The most frustrating thing for me about reading Donald Miller is also the thing that I like most about him. He has a way of weaving an obscure thought throughout a book, only to tie the loose ends up towards the end in an interesting and profound way. Who else could take a book about a lifeboat, Romeo and Juliet, and an alien, and make it all make sense in the end. On the other hand, I sometimes feel like I'm wading through an awful lot of deep kimchi before I get to something I can use. I'd rather someone put together a list a-la Tony Morgan of "Smart Things Donald Miller Said" and let me read those instead.

But then again, I never was much for the scenic route anyway.

4 comments:

chloeadele said...

There are times when I want the main points laid out in bulletin formation so that I can eliminate the non-essential fluff...

But I dream, think, and converse in a scenic route kind of way. It's my absolute favorite way to be. And it's what most people can't stand about me. At times, I just wish I could state my point without all the explanation and out-loud-processing. But I typically prefer a good scenic route.

So Big D is perfect for me. I adored this book. plus I read it on a road trip to the Rockies this summer making it even better.

Deb said...

I had to read BLJ through nearly twice before I started to appreciate his writing style. Two things smart things he said, but not necessarily original, that have stayed with me:
"The most difficult lie I have contended with is this: Life is a story about me."
"If we are not willing to wake up in the morning and die to ourselves, perhaps we should ask ourselves whether or not we are really following Jesus."
The impact of those truths was greatly increased by the fact I was in the midst of a 10 day trip to Japan with 12 middle and high school students and a whole culture who has no concept of personal space.
But, God did use those words to adjust my attitude, then and now.
I'll have to check this DM book out.

elenburg said...

I just went on a Don Miller binge, reading all four of his books this month. I liked "Searching..." the best out of the four. I'm looking forward to whatever he does next.

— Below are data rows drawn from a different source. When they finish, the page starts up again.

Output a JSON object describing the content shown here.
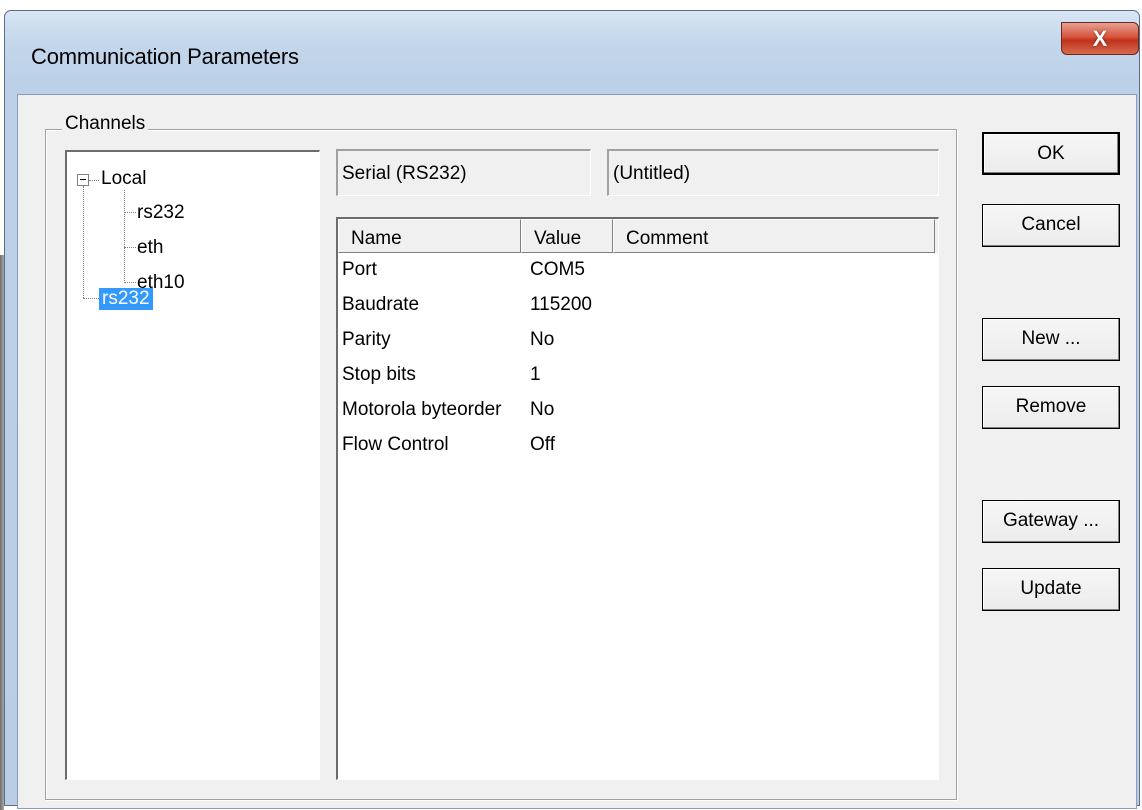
{
  "window": {
    "title": "Communication Parameters",
    "close_glyph": "X"
  },
  "channels": {
    "group_label": "Channels",
    "tree": [
      {
        "label": "Local"
      },
      {
        "label": "rs232"
      },
      {
        "label": "eth"
      },
      {
        "label": "eth10"
      },
      {
        "label": "rs232",
        "selected": true
      }
    ]
  },
  "driver_field": "Serial (RS232)",
  "name_field": "(Untitled)",
  "grid": {
    "columns": [
      "Name",
      "Value",
      "Comment"
    ],
    "rows": [
      {
        "name": "Port",
        "value": "COM5",
        "comment": ""
      },
      {
        "name": "Baudrate",
        "value": "115200",
        "comment": ""
      },
      {
        "name": "Parity",
        "value": "No",
        "comment": ""
      },
      {
        "name": "Stop bits",
        "value": "1",
        "comment": ""
      },
      {
        "name": "Motorola byteorder",
        "value": "No",
        "comment": ""
      },
      {
        "name": "Flow Control",
        "value": "Off",
        "comment": ""
      }
    ]
  },
  "buttons": {
    "ok": "OK",
    "cancel": "Cancel",
    "new": "New ...",
    "remove": "Remove",
    "gateway": "Gateway ...",
    "update": "Update"
  },
  "colors": {
    "selection": "#3399ff",
    "close": "#c0311b",
    "face": "#f0f0f0"
  }
}
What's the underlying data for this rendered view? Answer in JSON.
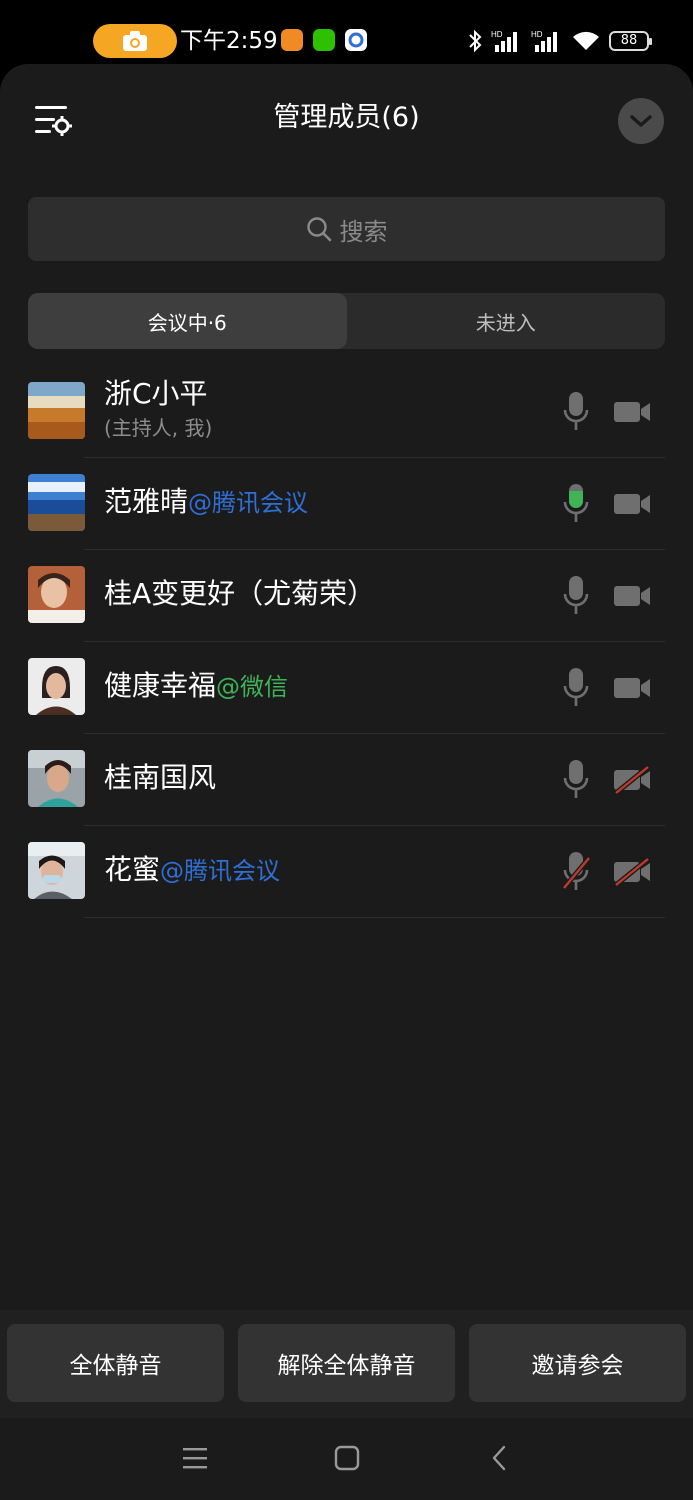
{
  "status_bar": {
    "time": "下午2:59",
    "battery": "88",
    "icons": [
      "camera-icon",
      "app-badge-icon",
      "wechat-icon",
      "tencent-meeting-icon",
      "bluetooth-icon",
      "signal-hd-1-icon",
      "signal-hd-2-icon",
      "wifi-icon",
      "battery-icon"
    ]
  },
  "header": {
    "title": "管理成员(6)",
    "menu_icon": "member-settings-icon",
    "collapse_icon": "chevron-down-icon"
  },
  "search": {
    "placeholder": "搜索",
    "icon": "search-icon"
  },
  "tabs": [
    {
      "label": "会议中·6",
      "active": true
    },
    {
      "label": "未进入",
      "active": false
    }
  ],
  "members": [
    {
      "name": "浙C小平",
      "suffix": "",
      "suffix_color": "",
      "subtitle": "(主持人, 我)",
      "mic": "off",
      "camera": "off"
    },
    {
      "name": "范雅晴",
      "suffix": "@腾讯会议",
      "suffix_color": "#2f6fd6",
      "subtitle": "",
      "mic": "speaking",
      "camera": "off"
    },
    {
      "name": "桂A变更好（尤菊荣）",
      "suffix": "",
      "suffix_color": "",
      "subtitle": "",
      "mic": "off",
      "camera": "off"
    },
    {
      "name": "健康幸福",
      "suffix": "@微信",
      "suffix_color": "#3fb457",
      "subtitle": "",
      "mic": "off",
      "camera": "off"
    },
    {
      "name": "桂南国风",
      "suffix": "",
      "suffix_color": "",
      "subtitle": "",
      "mic": "off",
      "camera": "disabled"
    },
    {
      "name": "花蜜",
      "suffix": "@腾讯会议",
      "suffix_color": "#2f6fd6",
      "subtitle": "",
      "mic": "disabled",
      "camera": "disabled"
    }
  ],
  "actions": {
    "mute_all": "全体静音",
    "unmute_all": "解除全体静音",
    "invite": "邀请参会"
  },
  "nav": [
    "menu-icon",
    "home-icon",
    "back-icon"
  ],
  "colors": {
    "sheet_bg": "#1b1b1b",
    "accent_orange": "#f5a623",
    "mic_active": "#3fb457",
    "disabled_slash": "#c0392b",
    "tencent_blue": "#2f6fd6",
    "wechat_green": "#3fb457"
  }
}
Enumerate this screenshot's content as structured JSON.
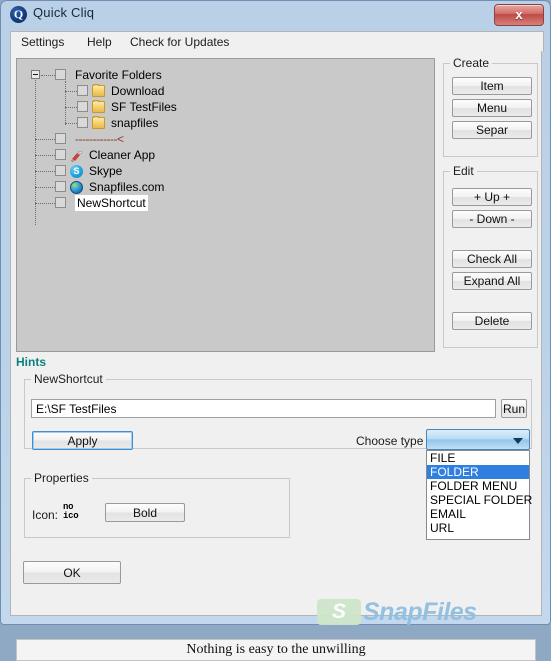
{
  "window": {
    "title": "Quick Cliq",
    "app_icon": "quick-cliq-q-icon",
    "close_label": "x"
  },
  "menubar": {
    "items": [
      {
        "label": "Settings"
      },
      {
        "label": "Help"
      },
      {
        "label": "Check for Updates"
      }
    ]
  },
  "tree": {
    "nodes": [
      {
        "label": "Favorite Folders",
        "icon": "none",
        "indent": 0,
        "expander": "collapse",
        "checked": false,
        "selected": false
      },
      {
        "label": "Download",
        "icon": "folder-icon",
        "indent": 1,
        "expander": "none",
        "checked": false,
        "selected": false
      },
      {
        "label": "SF TestFiles",
        "icon": "folder-icon",
        "indent": 1,
        "expander": "none",
        "checked": false,
        "selected": false
      },
      {
        "label": "snapfiles",
        "icon": "folder-icon",
        "indent": 1,
        "expander": "none",
        "checked": false,
        "selected": false
      },
      {
        "label": "------------<",
        "icon": "separator-icon",
        "indent": 0,
        "expander": "none",
        "checked": false,
        "selected": false
      },
      {
        "label": "Cleaner App",
        "icon": "cleaner-app-icon",
        "indent": 0,
        "expander": "none",
        "checked": false,
        "selected": false
      },
      {
        "label": "Skype",
        "icon": "skype-icon",
        "indent": 0,
        "expander": "none",
        "checked": false,
        "selected": false
      },
      {
        "label": "Snapfiles.com",
        "icon": "globe-icon",
        "indent": 0,
        "expander": "none",
        "checked": false,
        "selected": false
      },
      {
        "label": "NewShortcut",
        "icon": "none",
        "indent": 0,
        "expander": "none",
        "checked": false,
        "selected": true
      }
    ]
  },
  "create_group": {
    "caption": "Create",
    "buttons": [
      {
        "label": "Item"
      },
      {
        "label": "Menu"
      },
      {
        "label": "Separ"
      }
    ]
  },
  "edit_group": {
    "caption": "Edit",
    "buttons": [
      {
        "label": "+ Up +"
      },
      {
        "label": "- Down -"
      },
      {
        "label": "Check All"
      },
      {
        "label": "Expand All"
      },
      {
        "label": "Delete"
      }
    ]
  },
  "hints": {
    "label": "Hints"
  },
  "shortcut_group": {
    "caption": "NewShortcut",
    "path_value": "E:\\SF TestFiles",
    "path_placeholder": "",
    "run_label": "Run",
    "apply_label": "Apply",
    "choose_type_label": "Choose type",
    "type_selected": "",
    "type_options": [
      {
        "label": "FILE",
        "selected": false
      },
      {
        "label": "FOLDER",
        "selected": true
      },
      {
        "label": "FOLDER MENU",
        "selected": false
      },
      {
        "label": "SPECIAL FOLDER",
        "selected": false
      },
      {
        "label": "EMAIL",
        "selected": false
      },
      {
        "label": "URL",
        "selected": false
      }
    ]
  },
  "properties_group": {
    "caption": "Properties",
    "icon_label": "Icon:",
    "icon_value_line1": "no",
    "icon_value_line2": "ico",
    "bold_label": "Bold"
  },
  "ok_button": {
    "label": "OK"
  },
  "watermark": {
    "badge": "S",
    "text": "SnapFiles"
  },
  "statusbar": {
    "text": "Nothing is easy to the unwilling"
  },
  "colors": {
    "titlebar": "#bad2e8",
    "close_button": "#c14a44",
    "hints_text": "#0d7f82",
    "dropdown_highlight": "#2f7fe0",
    "tree_background": "#c9c9c9",
    "watermark_blue": "#8fbfe2",
    "watermark_green": "#cfe6cb"
  }
}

I'm not into scenic routes either, but his writing style is engaging enough to keep me moving along the path while challenging my formulaic assumptions about life.

Steve said...

I loved this book, though I had to read it twice before I could get my head around it. I think that one of the good-and-bad things about it is that Miller makes it clear that the Bible isn't a series of bullet points of "important things God said", however much we'd like to reduce it to that, so he tries really hard not to write a bullet point book, and in doing so writes a book that takes the very, very scenic route!